Die Wandfarbe blättert ab – was tun?

Abblätternde Farbe sollten Sie nicht einfach so überstreichen. Gehen Sie der Ursache auf den Grund.
Abblätternde Farbe sollten Sie nicht einfach so überstreichen. Gehen Sie der Ursache auf den Grund.

Ein Abblättern passiert sowohl bei alten Anstrichen, als auch bei neu aufgetragenen. Ein simples Überstreichen macht hier keinen Sinn mehr. Zunächst steht hier die Ursachenfindung auf dem Plan. Ist die Farbe schon älter, hat die Wand im Laufe der Jahre oft Feuchtigkeit aufgenommen, die jetzt bis zur Farbe durchdringt.

Eine zweite denkbare Möglichkeit ist, dass einfach zu viele Farbschichten übereinander aufgetragen wurden und nicht mehr genug Haftung am Untergrund vorhanden ist. Tipp: Vermuten sie eine feuchte Wand, dann vergewissern Sie sich mit einem simplen Test durch ein Feuchtigkeitsmessgerät über den wirklichen Zustand der Wand. Diese gibt es mittlerweile auch für die kleine Geldbörse.

Handelt es sich tatsächlich um einen Feuchtigkeitsschaden, muss die alte Beschichtung unbedingt weg und der Schaden behoben werden. Tragen Sie die alte Farbe entweder mit einer Spachtel oder einer Drahtbürste ab.

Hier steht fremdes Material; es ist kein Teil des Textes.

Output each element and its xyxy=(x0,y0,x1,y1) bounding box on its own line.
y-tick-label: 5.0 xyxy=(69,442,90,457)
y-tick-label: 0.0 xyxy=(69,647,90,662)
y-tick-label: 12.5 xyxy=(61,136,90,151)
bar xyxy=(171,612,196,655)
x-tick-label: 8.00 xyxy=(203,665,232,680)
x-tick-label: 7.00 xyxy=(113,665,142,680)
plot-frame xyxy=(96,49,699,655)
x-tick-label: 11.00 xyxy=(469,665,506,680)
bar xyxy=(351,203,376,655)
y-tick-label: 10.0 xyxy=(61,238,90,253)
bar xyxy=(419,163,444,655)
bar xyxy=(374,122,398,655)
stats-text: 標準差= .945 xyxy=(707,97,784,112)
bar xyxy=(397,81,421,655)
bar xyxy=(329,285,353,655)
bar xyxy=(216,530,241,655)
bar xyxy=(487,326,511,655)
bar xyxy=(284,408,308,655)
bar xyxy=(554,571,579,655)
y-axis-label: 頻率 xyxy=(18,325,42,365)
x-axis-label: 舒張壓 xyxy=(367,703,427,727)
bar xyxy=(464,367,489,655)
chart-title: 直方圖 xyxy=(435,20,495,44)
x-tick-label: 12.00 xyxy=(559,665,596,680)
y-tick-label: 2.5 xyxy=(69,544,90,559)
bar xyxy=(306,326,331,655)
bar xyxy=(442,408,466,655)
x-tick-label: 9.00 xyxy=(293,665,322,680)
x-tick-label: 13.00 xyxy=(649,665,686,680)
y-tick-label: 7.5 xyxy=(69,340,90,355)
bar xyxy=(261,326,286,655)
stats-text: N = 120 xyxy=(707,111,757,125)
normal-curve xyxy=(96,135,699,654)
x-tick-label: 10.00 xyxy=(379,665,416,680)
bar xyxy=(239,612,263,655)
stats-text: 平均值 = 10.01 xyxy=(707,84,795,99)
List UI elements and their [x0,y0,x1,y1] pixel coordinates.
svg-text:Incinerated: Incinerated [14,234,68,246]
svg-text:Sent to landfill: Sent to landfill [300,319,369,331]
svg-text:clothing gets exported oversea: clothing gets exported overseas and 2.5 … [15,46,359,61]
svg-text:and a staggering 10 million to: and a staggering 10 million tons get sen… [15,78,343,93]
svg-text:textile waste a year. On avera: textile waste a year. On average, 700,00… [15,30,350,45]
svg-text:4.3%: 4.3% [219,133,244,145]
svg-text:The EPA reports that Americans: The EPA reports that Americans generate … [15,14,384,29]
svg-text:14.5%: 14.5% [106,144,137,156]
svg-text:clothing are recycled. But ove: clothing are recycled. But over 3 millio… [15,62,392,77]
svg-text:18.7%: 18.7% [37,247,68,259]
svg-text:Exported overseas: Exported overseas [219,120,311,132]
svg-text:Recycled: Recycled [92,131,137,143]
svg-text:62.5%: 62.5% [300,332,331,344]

Handelt es sich um stark haftende Farben, sollte eine Fräse oder ein Heißluftföhn zum Einsatz kommen.

Wandfarbe kaufen: Die Menge berechnen

Das ist wohl jedem in den Anfangszeiten einmal passiert: Der motivierte Plan, eine Wand neu zu streichen ist gesetzt, der Weg zum Baumarkt gemacht. Dann steht man vor dem Regal und denkt: Wie viel Farbe brauche ich jetzt eigentlich? Die Ermittlung der benötigen Menge ist aber gar nicht so schwer.

Notieren Sie sich die Quadratmeterzahl für die zu bestreichende Fläche sowie Türen und Fenster sowie deren Maße. Soll auch die Zimmerdecke gestrichen werden, dann multiplizieren Sie einfach die Länge mit der Breite des Raums. Rechnen Sie Fenster und Türen aus dem Gesamtbedarf heraus.

Wandfarbe enthält in ihren Angaben immer auch einen Hinweis auf den Verbrauch pro Quadratmeter. Danach ist es nur noch eine einfache Rechnung mit einem Abgleichen der zu streichenden Fläche. Vergessen Sie aber nicht, dass auch Fensterleibungen mitgestrichen werden müssen. Ist der Grund außerdem rau oder die Deckkraft nicht besonders stark, wird mehr als ein Anstrich notwendig sein. Alle diese Faktoren sollten bei der Kaufentscheidung mitbeachtet werden.

Wie soll es aussehen? Farbton bestimmen

Ist das jetzt eher Kobalt-Blau oder Marine-Blau? Kirschrot oder Zinnober-Rot? Soll die Farbe exakt nachgestrichen werden, dann nutzen Sie eine Farbpalette als Hilfe. Der RAL-Farbfächer ist hier der Freund und Helfer. Mit Hilfe dieses Normierungssystems ist es auch möglich, sich Farben exakt nachmischen zu lassen. Einen Farbfächer bekommen Sie in der Regel kostenlos im Baumarkt.